There’s only 365 days in a year after all

Get ready folks, for the next couple of weeks there’s a plethora of dates that should be in everyone’s diaries, no I’m not talking about Mother’s Day or indeed Paddy’s Day, but major celebrations such as National Orthodontic Week (22 March 2010) and World Kidney Day (11th March)…whoop, whoop! For all you Fanny Pack fans out there, get yourself State side quick-sharp for International Fanny Pack Day is fast approaching on 13th March. Penguin fans – rest easy, World Penguin Day’s not until 24th April.


Now you may well be asking yourself ‘What’s your point caller?’ Well with everyday of the calendar now seemingly dedicated to one cause or another, what value does the age-old PR-trick of national awareness days/weeks now have in the minds of consumers? Are consumers tired of such events? Indeed, are the media tired of them as well?

There’s no doubt that Awareness Days/Weeks can still provide that all important cut through, especially for charities and good causes; the United Nations’ International Day of Peace (September 21) is a great example of a campaign which resonates with consumers around the world. Where fatigue is often more prominent is with awareness days that appear to offer no value other than promoting a brand’s product. For example, whilst National Doughnut Day (first Friday of June each year) was originally created by the Salvation Army in 1938 to honor the women who served donuts to soldiers during World War, its take over by well known (and admittedly tasty) doughnut brands has rendered its cause practically worthless.

So plentiful are these awareness days that unless you can deliver something genuinely imaginative and engaging through your PR and promotional activity, it’s unlikely that these events will even register on consumers’ consciousness. What are the secrets then of executing memorable campaigns? Well, first of all the consumer should come first, not the brand. For the consumer to get involved, they need to feel they’re getting something out of it. Part of the reason why Guinness has become synonymous with St. Patrick’s Day (other than its rich Irish heritage and strong brand positioning that is!) is that people can have a right old knees-up when enjoying it. The association between the two, though heavily promoted by both the brand and retailers, is a natural partnership – it’s not forced in anyway unlike many brands that try and piggy-back on events.

Any awareness day that is seen as being too self promotional is again likely to put people off participating, after all no one really likes to be sold to. Cadbury’s recent ‘Big Swap’ campaign in support of Fairtrade Fortnight offered a refreshing reminder of how such awareness weeks can remain relevant, support the brand’s messaging, whilst helping consumers get that all important feel good factor.

So less of the National Cup Cake Awareness Week- esque campaigns and a little more imagination please! In the meantime stock up on the Penguin biscuits for World Penguin Day is just around the corner!

Brands get closer to their customers

Everyone from Vodafone to Ocado and Cadbury’s are busy chatting about how they are going to get closer to their customers. There are the older style tactics of Market research and suggestion boxes that can still serve that purpose for some brands.

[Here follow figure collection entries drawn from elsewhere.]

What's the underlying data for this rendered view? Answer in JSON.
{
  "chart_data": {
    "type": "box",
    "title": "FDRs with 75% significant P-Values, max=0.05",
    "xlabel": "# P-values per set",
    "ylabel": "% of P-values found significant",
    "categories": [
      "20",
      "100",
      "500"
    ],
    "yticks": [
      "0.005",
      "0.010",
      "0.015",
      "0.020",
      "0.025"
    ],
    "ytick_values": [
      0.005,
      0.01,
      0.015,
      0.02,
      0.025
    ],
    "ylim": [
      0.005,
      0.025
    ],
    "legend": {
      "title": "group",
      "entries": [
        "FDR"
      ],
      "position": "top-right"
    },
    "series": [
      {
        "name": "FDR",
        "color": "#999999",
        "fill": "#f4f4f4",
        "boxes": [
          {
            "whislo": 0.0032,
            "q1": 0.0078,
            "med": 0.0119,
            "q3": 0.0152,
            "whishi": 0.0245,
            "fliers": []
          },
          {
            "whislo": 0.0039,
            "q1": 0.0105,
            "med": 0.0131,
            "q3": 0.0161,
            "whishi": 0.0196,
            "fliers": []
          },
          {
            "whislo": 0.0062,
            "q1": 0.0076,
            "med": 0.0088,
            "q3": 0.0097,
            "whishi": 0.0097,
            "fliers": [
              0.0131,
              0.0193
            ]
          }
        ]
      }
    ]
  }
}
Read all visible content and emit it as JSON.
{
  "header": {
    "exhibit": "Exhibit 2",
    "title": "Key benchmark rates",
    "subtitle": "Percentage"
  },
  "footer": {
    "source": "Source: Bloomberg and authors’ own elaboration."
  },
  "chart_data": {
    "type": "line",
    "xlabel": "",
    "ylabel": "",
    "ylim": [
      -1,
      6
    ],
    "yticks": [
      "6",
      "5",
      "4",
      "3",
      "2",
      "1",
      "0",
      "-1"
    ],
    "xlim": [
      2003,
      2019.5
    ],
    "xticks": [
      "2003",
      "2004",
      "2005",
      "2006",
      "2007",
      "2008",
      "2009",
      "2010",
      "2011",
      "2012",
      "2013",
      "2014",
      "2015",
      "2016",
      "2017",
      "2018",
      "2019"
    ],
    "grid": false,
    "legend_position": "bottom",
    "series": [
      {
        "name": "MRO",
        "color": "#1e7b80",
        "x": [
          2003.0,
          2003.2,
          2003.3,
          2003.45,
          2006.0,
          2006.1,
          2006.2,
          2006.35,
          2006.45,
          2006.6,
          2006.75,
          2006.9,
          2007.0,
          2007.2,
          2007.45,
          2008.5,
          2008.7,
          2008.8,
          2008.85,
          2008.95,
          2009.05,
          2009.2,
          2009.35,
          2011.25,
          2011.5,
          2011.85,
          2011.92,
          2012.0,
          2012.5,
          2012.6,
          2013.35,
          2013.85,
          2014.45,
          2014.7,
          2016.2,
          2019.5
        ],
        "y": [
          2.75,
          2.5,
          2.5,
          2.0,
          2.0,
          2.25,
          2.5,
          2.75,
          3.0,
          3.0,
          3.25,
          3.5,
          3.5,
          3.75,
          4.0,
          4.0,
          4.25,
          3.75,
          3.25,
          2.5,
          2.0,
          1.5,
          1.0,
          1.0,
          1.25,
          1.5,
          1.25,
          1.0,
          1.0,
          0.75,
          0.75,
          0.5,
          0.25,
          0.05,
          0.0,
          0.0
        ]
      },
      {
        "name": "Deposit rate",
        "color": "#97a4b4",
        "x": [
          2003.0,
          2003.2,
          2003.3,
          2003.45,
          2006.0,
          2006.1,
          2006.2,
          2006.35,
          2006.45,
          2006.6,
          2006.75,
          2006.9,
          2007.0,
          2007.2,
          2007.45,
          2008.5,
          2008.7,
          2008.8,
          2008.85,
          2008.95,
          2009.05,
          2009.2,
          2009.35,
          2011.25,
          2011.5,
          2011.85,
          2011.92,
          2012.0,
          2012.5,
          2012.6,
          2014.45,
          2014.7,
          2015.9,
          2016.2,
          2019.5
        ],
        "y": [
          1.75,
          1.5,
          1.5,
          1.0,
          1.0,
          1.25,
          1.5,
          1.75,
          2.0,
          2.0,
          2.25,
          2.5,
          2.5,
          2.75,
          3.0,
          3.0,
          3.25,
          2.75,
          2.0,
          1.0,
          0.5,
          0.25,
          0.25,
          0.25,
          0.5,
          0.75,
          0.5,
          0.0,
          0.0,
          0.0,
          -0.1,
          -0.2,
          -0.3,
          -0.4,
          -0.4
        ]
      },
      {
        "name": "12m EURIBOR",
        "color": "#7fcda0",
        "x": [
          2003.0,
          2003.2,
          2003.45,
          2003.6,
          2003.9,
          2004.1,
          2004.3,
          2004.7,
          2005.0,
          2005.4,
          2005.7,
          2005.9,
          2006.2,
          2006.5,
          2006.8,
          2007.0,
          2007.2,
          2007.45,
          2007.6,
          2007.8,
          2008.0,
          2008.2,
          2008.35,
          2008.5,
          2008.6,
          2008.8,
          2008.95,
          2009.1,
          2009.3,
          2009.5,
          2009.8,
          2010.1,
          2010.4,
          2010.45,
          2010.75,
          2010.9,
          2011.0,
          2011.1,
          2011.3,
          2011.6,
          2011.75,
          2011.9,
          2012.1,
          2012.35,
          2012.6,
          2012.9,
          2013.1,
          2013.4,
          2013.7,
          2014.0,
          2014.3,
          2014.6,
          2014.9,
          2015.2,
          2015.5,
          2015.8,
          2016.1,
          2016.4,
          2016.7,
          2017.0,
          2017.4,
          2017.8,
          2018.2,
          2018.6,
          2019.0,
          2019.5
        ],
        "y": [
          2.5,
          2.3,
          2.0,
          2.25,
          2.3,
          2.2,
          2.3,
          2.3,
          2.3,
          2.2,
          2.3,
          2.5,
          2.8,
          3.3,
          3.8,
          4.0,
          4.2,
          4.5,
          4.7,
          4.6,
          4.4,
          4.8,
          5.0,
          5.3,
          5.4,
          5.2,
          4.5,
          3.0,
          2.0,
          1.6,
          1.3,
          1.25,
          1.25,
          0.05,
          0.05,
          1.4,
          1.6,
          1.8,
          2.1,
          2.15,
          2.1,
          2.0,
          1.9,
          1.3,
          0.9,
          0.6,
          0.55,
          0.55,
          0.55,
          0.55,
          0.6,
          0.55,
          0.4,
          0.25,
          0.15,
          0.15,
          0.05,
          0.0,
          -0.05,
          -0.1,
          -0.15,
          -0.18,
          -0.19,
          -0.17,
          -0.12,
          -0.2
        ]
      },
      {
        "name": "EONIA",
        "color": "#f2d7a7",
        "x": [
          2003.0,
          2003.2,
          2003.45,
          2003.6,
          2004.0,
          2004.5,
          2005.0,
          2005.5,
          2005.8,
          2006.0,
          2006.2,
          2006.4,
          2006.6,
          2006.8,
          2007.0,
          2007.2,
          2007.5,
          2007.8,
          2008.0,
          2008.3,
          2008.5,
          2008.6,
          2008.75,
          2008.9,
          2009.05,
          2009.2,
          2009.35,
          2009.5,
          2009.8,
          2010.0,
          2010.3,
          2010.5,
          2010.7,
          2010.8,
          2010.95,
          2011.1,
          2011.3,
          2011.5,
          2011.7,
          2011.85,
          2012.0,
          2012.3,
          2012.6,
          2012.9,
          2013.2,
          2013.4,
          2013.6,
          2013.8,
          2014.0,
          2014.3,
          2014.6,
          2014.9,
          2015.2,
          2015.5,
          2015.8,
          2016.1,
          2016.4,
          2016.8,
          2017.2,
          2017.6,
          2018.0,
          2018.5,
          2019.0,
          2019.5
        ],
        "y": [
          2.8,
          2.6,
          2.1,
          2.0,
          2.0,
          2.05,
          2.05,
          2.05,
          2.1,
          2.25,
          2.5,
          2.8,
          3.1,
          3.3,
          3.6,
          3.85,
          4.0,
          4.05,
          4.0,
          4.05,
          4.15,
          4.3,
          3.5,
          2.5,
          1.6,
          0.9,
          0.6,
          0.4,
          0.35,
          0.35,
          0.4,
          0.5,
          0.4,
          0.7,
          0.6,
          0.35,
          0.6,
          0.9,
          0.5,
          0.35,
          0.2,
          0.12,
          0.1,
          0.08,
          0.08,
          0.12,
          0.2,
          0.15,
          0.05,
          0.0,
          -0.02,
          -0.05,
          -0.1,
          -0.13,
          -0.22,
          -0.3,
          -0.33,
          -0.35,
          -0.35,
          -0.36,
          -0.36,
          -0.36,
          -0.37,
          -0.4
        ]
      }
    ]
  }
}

And then there are the new methods. Increasingly brands want to be your friend on facebook, your follower on twitter and the keeper of your data through new schemes like yahoo-nectars loyalty that was launched in the USA 5 years ago, but has recently evolved to have more direct contact with brands including Cadbury’s who signed up earlier this week.

But how do consumers feel about these brands trying to get closer to them? Not always very happy it would seem. Gideon Spanier’s article this week in the Evening Standard highlights that consumers are still likely to view the recent developments in targeting and tracking, as they did with Phorm, negatively. The week also started with a company I was involved in as a teenager, Dubit hitting headline for their controversial use of children to help promote a variety of brands.

So the question is how can brands listen and show understanding of their customers, without being accused of snooping or abusing their position by involving children in the process?

Seth Godin recent blog What’s expected vs. what’s amazing contains one suggestion for overcoming this dilemma. Real life personalisation, where a stranger remembers your name, what you like and what they’ve talked to you about before, even when it was months ago is certainly a powerful tool.  Really it is what targeting is trying to replicate, all be it in a much more controversial manner.

Before you say it, I know this is nothing new. In fact Dale Carnegie, in his popular book How to win friends and influence people, written in the 1930s, advocates this in a number of his principles e.g. “Remember that a persons name is to that person the sweetest sound in any language”. But if you think back to an example of someone doing this to you, I’m sure you’ll agree that level of personalisation, is a brilliant form of flattery and certainly makes you more likely to respond positively. The question is how global brands can replicate this on a massive scale… and without using controversial techniques.